Ransomware has literally taken the computer security world by storm, and the future outlook doesn't look like ransomware authors will let up anytime soon. A particular type of threat that stands out from the rest of recent ransomware is Bart Ransomware, which is spread through a botnet and takes your files to place them inside of a password-protected ZIP file only to delete the originals.
Bart Ransomware was recognized as a threat that took a different direction of other recent encryption type ransomware. In its different actions, Bart Ransomware asked its victims for a substantial ransom fee of 3 Bitcoin, which is about $1,800 USD. With what appears to be a crack on the malware, Bart Ransomware now has a free file decrypter that will essentially restore all files that were copied into a ZIP archive and then deleted from their original location. The decrypter, which is a password used to unlock the ZIP archive of files that Bart has created with several previously deleted files, was created by Jakub Kroustek, who is a security researcher for the security firm AVG.
Bart Ransomware is one of a few handfuls of threats that take a different approach to extorting money from victimized computer users using aggressive ransom tactics. Named after the jokingly unique character of Bart Simpson on the Simpsons show, Bart Ransomware appears to be among the latest to be cracked and defeated by computer security experts.
The process for decrypting or restoring files locked up in a ZIP file by Bart Ransomware may require some know-how of navigating a Windows computer's hard drive folders and obtaining the proper tool, which was recently provided by AVG. The extensive tutorial, which may be reserved for expert computer users, has been made available through AVG's site.
What we have learned through the many threats that lock up computers through file encryption or another method of holding an infected computer for ransom, is that we should never limit the possibilities of sophisticated malware.
Our first encounter of Bart Ransomware we discovered that it was among the first to perform the actions of having a password-protected file to contain an infected system's files in place of the common file encryption actions.
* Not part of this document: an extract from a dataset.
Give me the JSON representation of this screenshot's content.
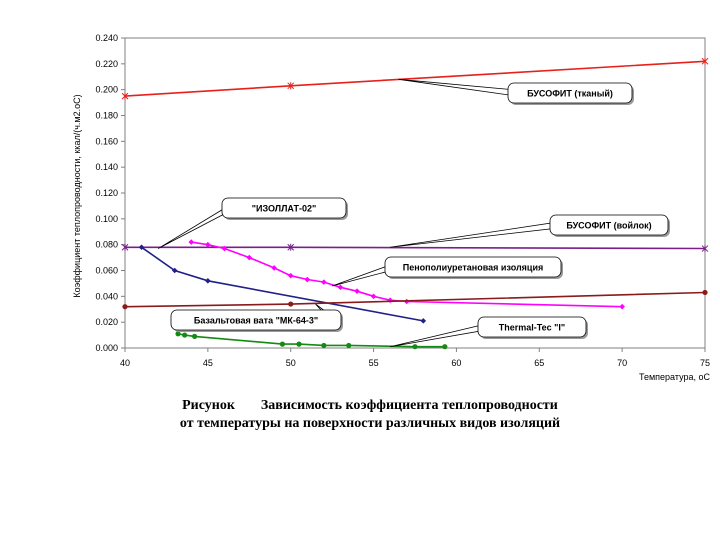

At the time, Bart Ransomware was closely compared to Locky Ransomware, which is one of the most aggressive and wide-spreading types of malware this year.
There are other working components to Bart Ransomware that make it successful in its actions of moving files to a ZIP archive and then deleting the originals. Among those actions, Bart Ransomware is initialized through a JS file that is included within the originating ZIP file where it downloads RockLoader, which is a malicious program that downloads the Bart Ransomware.
Even though we don't condone the use of 3rd party solutions to resolving ransomware issues, AVG seems to have a viable option to restoring files that are removed by Bart Ransomware. Anything is better than paying a $1,800 ransom fee, even if you have to dish out as much as $100 to get your files back and your computer back in normal working order.